The PPI report was 4.7%, while the consensus estimate was 4.5%, and the May report was 4.1%.
Sterling took a hammering yesterday after the resignation of David Davis and Boris Johnson – two cabinet ministers. The announcements ramped up pressure on Prime Minister May, and yesterday she announced the UK should be prepared for a ‘no-deal Brexit’. It seems that Mrs May left the ‘no-deal’ option on the table as a way of appeasing the more Eurosceptic elements of her party. Survival is the name of the game in politics, and given the shaky ground Theresa May is on, we could see further appeasing of the pro-Brexit wing of the Conservative party.
European and US equities rallied as trade fears subsided. The standoff between the US and China is still very much alive and well, but that there were no new developments was taken as a positive sign by investors. The trade spat between Washington DC and Brussels has cooled a little and traders will be keeping an eye on President Trump this week, as he will be in Europe for the NATO summit. Mr Trump is likely is to play the ‘America first’ card, which could ruffle a few feathers, and weigh on stocks.
Eurozone equities were also assisted by the upbeat comments from Mario Draghi the European Central Bank (ECB) chief. Mr Draghi believes the currency bloc is on a self-sustained path, and the aim is still to wind down the bond-buying scheme by the end of this year. Interest rates are likely to remain on hold until at least the back-end of 2019. The update came with a warning too, as Mr Draghi expressed concern that protectionist policies could risk growth in the eurozone. Jerome Powell, the head of the US central bank, also expressed concerns about the state of global trading relationships in recent updates.
There are a number of economic announcements which are due to be released this morning. At 9.30am (UK time), the UK will release the latest construction output, industrial output and manufacturing output and goods trade balance. Traders will be watching the reports closely, to see if British economic activity picked up in the second-quarter.

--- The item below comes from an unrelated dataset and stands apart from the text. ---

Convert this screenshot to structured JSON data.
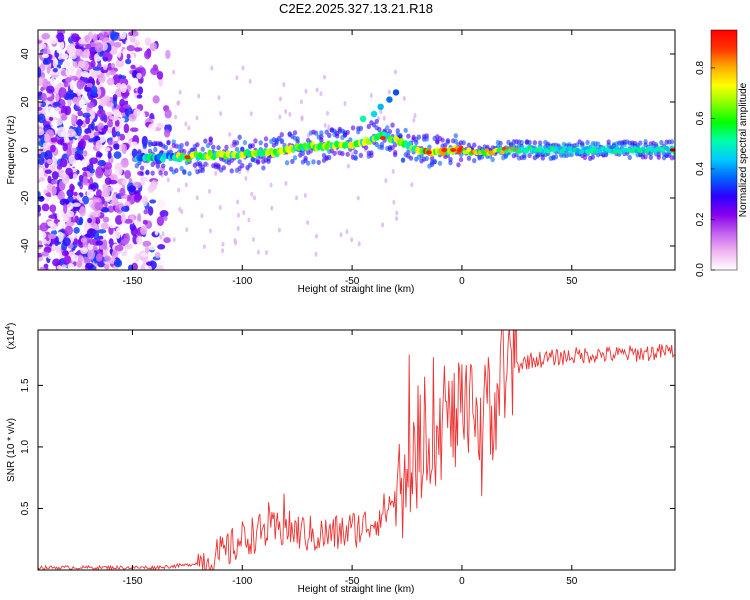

At 10am (UK time), the German ZEW will be released, and the expectation is for a reading of -18, compared with -16.1 in June. It is worth noting the June report was the lowest reading since September 2012.
EUR/USD – has been edging higher since late June, and a break above the 1.1850 area could pave the way for 1.2000 being tested. A move below the 1.1510 region could put 1.1400 on the radar.
GBP/USD – has been in a downward trend since April, but it has been creeping higher recently. A move through 1 3315 could bring 1.3472 into play. If the wider bearish move continues it could target 1.3049.
EUR/GBP – has been in an upward trend since mid-April and if the bullish move continues it could target 0.8900. A pullback might find support at 0.8785 – the 100-day moving average, and a break below 0.8785 might bring 0.8725 into play.
USD/JPY – has been pushing higher since late-May and if 111.39 is cleared it could pave the way for 113.57 to be targeted. A move to the downside might find support at 109.37 – 109.19 area.